Les faits
Une salariée est engagée en tant que vendeuse en 2014. Au mois d’octobre 2015, elle fait part à son employeur, par téléphone, des agissements d’un de ses collègues. Deux semaines plus tard, la salariée fait part de son « désespoir » par mail, et demande à son employeur de faire cesser les faits de harcèlement sexuel qu’elle subit. Le 19 décembre 2015 est régularisée une rupture conventionnelle homologuée, prenant effet le 31 décembre. Elle a contesté la rupture conventionnelle intervenue dans ces conditions. Elle n'a pas été accueillie en première instance et interjette appel.
Le 19 février 2020, la Cour d’appel de Paris (CA Paris, pôle 6, chambre 8, 19 fév. 2020) infirme la décision rendue et prononce la nullité de la rupture conventionnelle.
l'employeur est condamné au paiement de diverses indemnités (indemnité compensatrice de préavis, indemnité de licenciement et indemnité pour nullité de la rupture), considérant que la salariée avait été dans « une situation de faiblesse (…) du fait de la dénonciation des actes de harcèlement sexuel de son collègue et de l’inertie du gérant, averti quelques jours auparavant des faits reprochés à ce dernier ».
Estimant que l’existence d’un différend entre l’employeur et la salariée n’affecte pas en soi la validité de la convention de rupture, et surtout qu’aucune violence ni pression n’avait été exercée pour rompre le contrat de travail, la société forme un pourvoi en cassation. L’employeur fait également valoir qu’en tout état de cause la salariée avait la volonté de rompre son contrat de travail afin de rejoindre son conjoint dans le sud de la France.
L’analyse de la Cour de Cassation
Le 4 novembre 2021 (Cass. soc., 4 nov 2021, n°20-16.550), la Cour de cassation rejette le pourvoi.

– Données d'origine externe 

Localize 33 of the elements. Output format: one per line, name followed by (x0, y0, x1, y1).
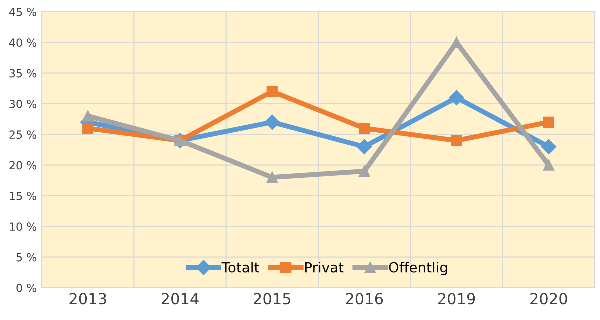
point (451, 135, 462, 146)
y-tick-label: 10 % (10, 222, 37, 232)
point (541, 139, 556, 155)
x-tick-label: 2013 (70, 293, 106, 305)
y-tick-label: 5 % (16, 253, 37, 262)
legend-label: Privat (306, 262, 344, 273)
point (357, 139, 372, 155)
y-tick-label: 40 % (9, 38, 37, 48)
y-tick-label: 30 % (10, 100, 37, 108)
x-tick-label: 2015 (254, 293, 291, 305)
point (82, 122, 94, 134)
point (264, 114, 280, 130)
y-tick-label: 20 % (10, 161, 37, 170)
point (543, 116, 554, 128)
y-tick-label: 0 % (16, 284, 37, 292)
point (449, 90, 464, 106)
y-tick-label: 45 % (9, 8, 37, 16)
y-tick-label: 35 % (10, 69, 37, 78)
point (82, 110, 94, 122)
legend-label: Totalt (222, 262, 260, 273)
point (451, 37, 462, 48)
x-tick-label: 2020 (530, 293, 568, 305)
y-tick-label: 25 % (10, 130, 37, 140)
x-tick-label: 2019 (438, 293, 476, 305)
point (359, 166, 370, 178)
x-tick-label: 2016 (346, 293, 384, 305)
x-tick-label: 2014 (162, 293, 199, 305)
point (359, 122, 370, 134)
point (543, 160, 554, 171)
point (266, 172, 278, 184)
point (266, 86, 278, 98)
y-tick-label: 15 % (10, 192, 37, 200)
legend-label: Offentlig (389, 262, 448, 276)
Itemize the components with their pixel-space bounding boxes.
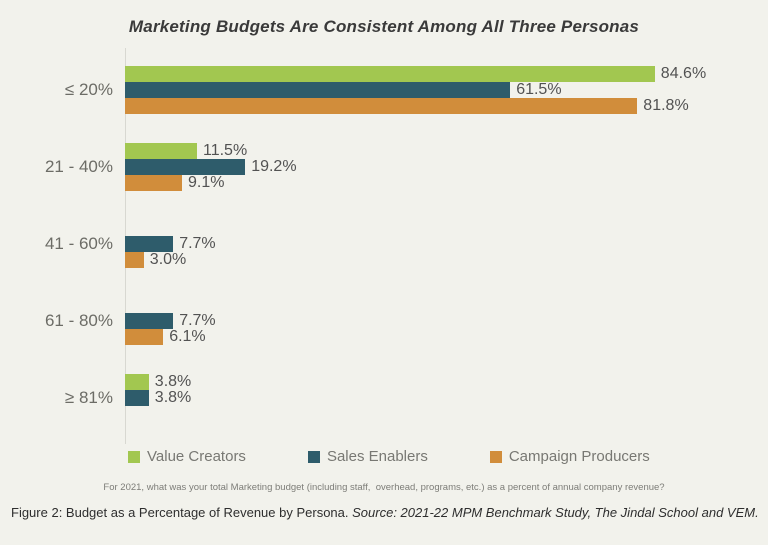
bar-campaign-producers xyxy=(125,329,164,345)
legend-label: Sales Enablers xyxy=(326,448,428,465)
bar-campaign-producers xyxy=(125,98,638,114)
bar-value-creators xyxy=(125,66,655,82)
legend: Value Creators Sales Enablers Campaign P… xyxy=(0,448,768,465)
bar-sales-enablers xyxy=(125,313,174,329)
bar-value-label: 61.5% xyxy=(516,81,562,98)
bar-group: ≤ 20% 84.6% 61.5% 81.8% xyxy=(0,66,768,114)
sales-enablers-swatch-icon xyxy=(307,450,320,463)
bar-value-label: 3.0% xyxy=(149,251,187,268)
category-label: ≥ 81% xyxy=(64,387,113,407)
bar-value-label: 9.1% xyxy=(188,174,225,191)
bar-chart: ≤ 20% 84.6% 61.5% 81.8% 21 - 40% 11.5% 19.2% 9.… xyxy=(0,48,768,444)
bar-value-label: 6.1% xyxy=(169,328,206,345)
caption-source: Source: 2021-22 MPM Benchmark Study, The… xyxy=(352,505,759,520)
bar-group: 61 - 80% 7.7% 6.1% xyxy=(0,297,768,345)
legend-item-campaign-producers: Campaign Producers xyxy=(489,448,650,465)
bar-campaign-producers xyxy=(125,175,182,191)
bar-value-creators xyxy=(125,374,149,390)
bar-value-label: 19.2% xyxy=(251,158,297,175)
bar-sales-enablers xyxy=(125,390,149,406)
value-creators-swatch-icon xyxy=(128,450,140,463)
bar-group: 21 - 40% 11.5% 19.2% 9.1% xyxy=(0,143,768,191)
bar-value-label: 81.8% xyxy=(643,97,689,114)
bar-row: 11.5% xyxy=(125,143,297,159)
figure-caption: Figure 2: Budget as a Percentage of Reve… xyxy=(0,505,768,520)
bar-row: 81.8% xyxy=(125,98,706,114)
bar-row: 9.1% xyxy=(125,175,297,191)
bar-sales-enablers xyxy=(125,236,174,252)
bar-row: 84.6% xyxy=(125,66,706,82)
bar-value-label: 3.8% xyxy=(154,373,192,390)
bar-group: ≥ 81% 3.8% 3.8% xyxy=(0,374,768,422)
bar-value-label: 84.6% xyxy=(660,65,707,82)
plot-area: ≤ 20% 84.6% 61.5% 81.8% 21 - 40% 11.5% 19.2% 9.… xyxy=(0,66,768,422)
category-label: 61 - 80% xyxy=(44,310,113,330)
bar-value-label: 7.7% xyxy=(179,312,216,329)
bar-row: 3.8% xyxy=(125,374,191,390)
bar-value-label: 7.7% xyxy=(179,235,216,252)
category-label: 21 - 40% xyxy=(44,156,113,176)
bar-row xyxy=(125,220,216,236)
bar-row xyxy=(125,406,191,422)
bar-value-label: 11.5% xyxy=(203,142,248,159)
legend-item-sales-enablers: Sales Enablers xyxy=(307,448,428,465)
bar-value-creators xyxy=(125,143,197,159)
legend-item-value-creators: Value Creators xyxy=(128,448,246,465)
bar-row: 6.1% xyxy=(125,329,216,345)
bar-sales-enablers xyxy=(125,82,511,98)
campaign-producers-swatch-icon xyxy=(489,450,502,463)
chart-title: Marketing Budgets Are Consistent Among A… xyxy=(128,17,640,36)
bar-value-label: 3.8% xyxy=(154,389,192,406)
legend-label: Value Creators xyxy=(147,448,246,465)
category-label: 41 - 60% xyxy=(44,233,113,253)
bar-group: 41 - 60% 7.7% 3.0% xyxy=(0,220,768,268)
bar-campaign-producers xyxy=(125,252,144,268)
bar-row xyxy=(125,297,216,313)
bar-row: 7.7% xyxy=(125,236,216,252)
caption-text: Figure 2: Budget as a Percentage of Reve… xyxy=(11,505,349,520)
category-label: ≤ 20% xyxy=(64,79,113,99)
bar-sales-enablers xyxy=(125,159,246,175)
bar-row: 3.0% xyxy=(125,252,216,268)
legend-label: Campaign Producers xyxy=(508,448,650,465)
bar-row: 3.8% xyxy=(125,390,191,406)
bar-row: 61.5% xyxy=(125,82,706,98)
bar-row: 19.2% xyxy=(125,159,297,175)
bar-row: 7.7% xyxy=(125,313,216,329)
chart-footnote: For 2021, what was your total Marketing … xyxy=(103,482,665,493)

Il est précisé que le fait que l’employeur ait été informé par la salariée elle-même des agissements, quelques jours avant la rupture conventionnelle, et qu’il n’avait pris aucune mesure pour protéger la salariée avait donc privé la salariée de son consentement libre et éclairé, celle-ci n'ayant d’autre choix que d’accepter la rupture de son contrat de travail pour mettre fin aux agissements.
Apport
Les juges du fond avaient jusqu’alors considéré que le consentement du salarié à la rupture conventionnelle est vicié dès lors que celui-ci ne peut plus poursuivre l’exécution du contrat de travail sans que sa santé physique ou mentale n’en soit gravement altéré. (CA Rennes, 11 mai 2012, n° 10/07785). Toutefois, sur cette même problématique, la Cour de cassation avait eu l'occasion de valider des rupture conventionnelles intervenues dans un climat dégradé, en effet, dans un arrêt du 23 janvier 2019, la Cour de cassation a précisé que, même en présence de faits de harcèlement moral, la nullité de la rupture conventionnelle suppose que soit rapporté la preuve d’un vice du consentement qui ne se déduit pas ipso facto du seul harcèlement subi (Cass. Soc., 23 janvier 2019, n°17-21550).
L'on peut donc s'interroger sur un premier infléchissement de la jurisprudence antérieure rendue en la matière
De la même manière, la motivation de l'arrêt précise que que la salariée se trouvait dans une situation devenue insupportable et dont les effets pouvaient encore s’aggraver si elle se poursuivait, elle n’avait eu d’autre choix que d’accepter la rupture et n’avait pu donner un consentement libre et éclairé, la cour d’appel, qui a fait ressortir l’existence d’une violence morale.